Matt Daniel, who after nine deployments was treated for anxiety, depression, and suicidal thoughts, said, “The biggest thing yoga brought me was spiritual belief. They kept telling me in every hospital that I needed spirituality. And if you’d have showed me there was a god, I probably would have punched him, three years ago. Now I realize that the ideals that I was brought up believing as a spirituality practice aren’t necessarily the only means. Yoga has undoubtedly given me a more spiritual connection, which has had a massive impact on overall healing.”

After he went through a string of hospitals he left, and found healing his own way. “I filled my day with meditation, yoga, surfing, complete solitude, and with that recipe of being with nature, practicing yoga more intimately, daily, and realizing the longevity of the benefits if I continued doing it.

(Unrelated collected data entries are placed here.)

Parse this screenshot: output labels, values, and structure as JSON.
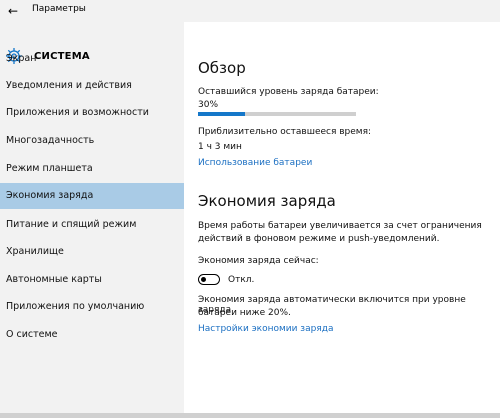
{
  "window": {
    "title": "Параметры"
  },
  "header": {
    "title": "СИСТЕМА"
  },
  "sidebar": {
    "items": [
      {
        "label": "Экран"
      },
      {
        "label": "Уведомления и действия"
      },
      {
        "label": "Приложения и возможности"
      },
      {
        "label": "Многозадачность"
      },
      {
        "label": "Режим планшета"
      },
      {
        "label": "Экономия заряда"
      },
      {
        "label": "Питание и спящий режим"
      },
      {
        "label": "Хранилище"
      },
      {
        "label": "Автономные карты"
      },
      {
        "label": "Приложения по умолчанию"
      },
      {
        "label": "О системе"
      }
    ],
    "active_index": 5
  },
  "overview": {
    "heading": "Обзор",
    "battery_label": "Оставшийся уровень заряда батареи:",
    "battery_value": "30%",
    "battery_fraction": 0.3,
    "time_label": "Приблизительно оставшееся время:",
    "time_value": "1 ч 3 мин",
    "usage_link": "Использование батареи"
  },
  "saver": {
    "heading": "Экономия заряда",
    "description_line1": "Время работы батареи увеличивается за счет ограничения",
    "description_line2": "действий в фоновом режиме и push-уведомлений.",
    "status_label": "Экономия заряда сейчас:",
    "toggle_state": "Откл.",
    "auto_line1": "Экономия заряда автоматически включится при уровне заряда",
    "auto_line2": "батареи ниже 20%.",
    "settings_link": "Настройки экономии заряда"
  },
  "colors": {
    "accent": "#1577c9",
    "link": "#1b6fc2",
    "sidebar_bg": "#f2f2f2",
    "active_bg": "#a9cbe6"
  }
}
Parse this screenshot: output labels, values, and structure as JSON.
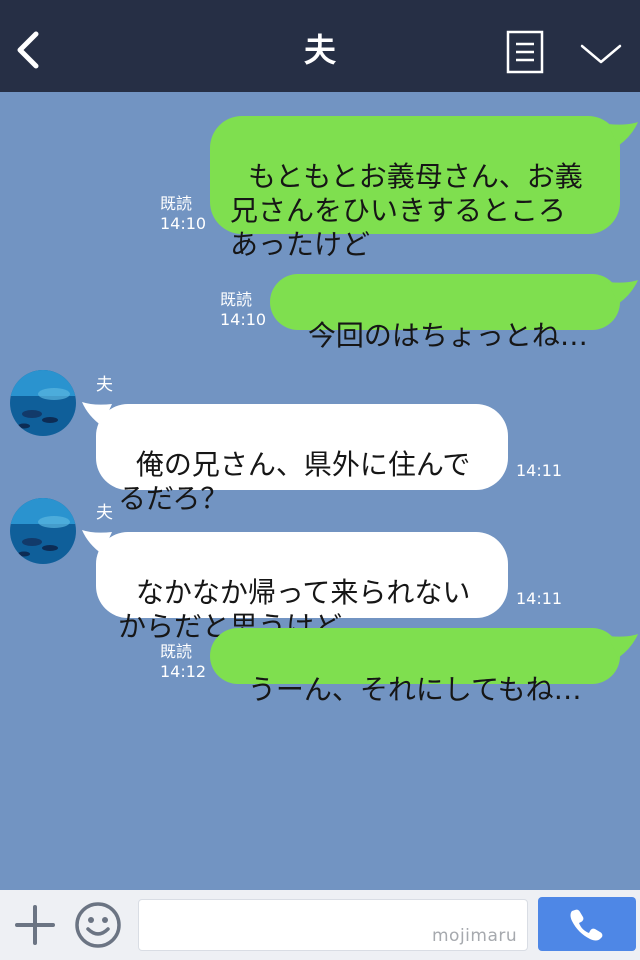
{
  "header": {
    "title": "夫"
  },
  "messages": [
    {
      "side": "me",
      "text": "もともとお義母さん、お義\n兄さんをひいきするところ\nあったけど",
      "read": "既読",
      "time": "14:10"
    },
    {
      "side": "me",
      "text": "今回のはちょっとね…",
      "read": "既読",
      "time": "14:10"
    },
    {
      "side": "them",
      "sender": "夫",
      "text": "俺の兄さん、県外に住んで\nるだろ？",
      "time": "14:11"
    },
    {
      "side": "them",
      "sender": "夫",
      "text": "なかなか帰って来られない\nからだと思うけど",
      "time": "14:11"
    },
    {
      "side": "me",
      "text": "うーん、それにしてもね…",
      "read": "既読",
      "time": "14:12"
    }
  ],
  "input": {
    "value": "",
    "placeholder": ""
  },
  "watermark": "mojimaru",
  "icons": {
    "back": "chevron-left-icon",
    "menu": "menu-list-icon",
    "collapse": "chevron-down-icon",
    "add": "plus-icon",
    "emoji": "smiley-icon",
    "call": "phone-icon"
  },
  "colors": {
    "header_bg": "#262f45",
    "chat_bg": "#7294c2",
    "my_bubble": "#7fdf4f",
    "their_bubble": "#ffffff",
    "call_button": "#4e87e6"
  }
}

In the meditation I found the first inclination of peace. Everyday I fight for that now.”

Daniel went through yoga teacher training and said he, “learned way more than just the physical asana practice, that just being one limb of yoga…It’s very possible I wouldn’t be here today without yoga.”

Josh Mattis sums it up this way, “Competition is something we’re huge on. And yoga is not about that. You can just go there and be on your mat. I don’t get that aspect anywhere else in my life. It’s almost my version of a spiritual aspect. My wife and I refer to going to yoga as going to church…My father is actually a minister, and I actually grew up in the church, and I lost my way a little bit, in combat, just seeing the things that I’ve seen. But yoga has brought spirituality, like my connection to the universe back. Now I’m more of a complete person. I’m really grateful for that aspect because that’s hard to find man.”

For guys who are skeptical of yoga, he adds, “You sit Indian style, with your hands down for grounding and palms up for receiving. I was always the guy with palms down, like ‘I’m not getting into this spiritual hokey stuff. I love the work out, don’t get me wrong, but I’m not going to receive everybody’s energy.’ OK. Give it some time buddy, because you will get into the spirit of yoga and it’s just an awesome feeling.”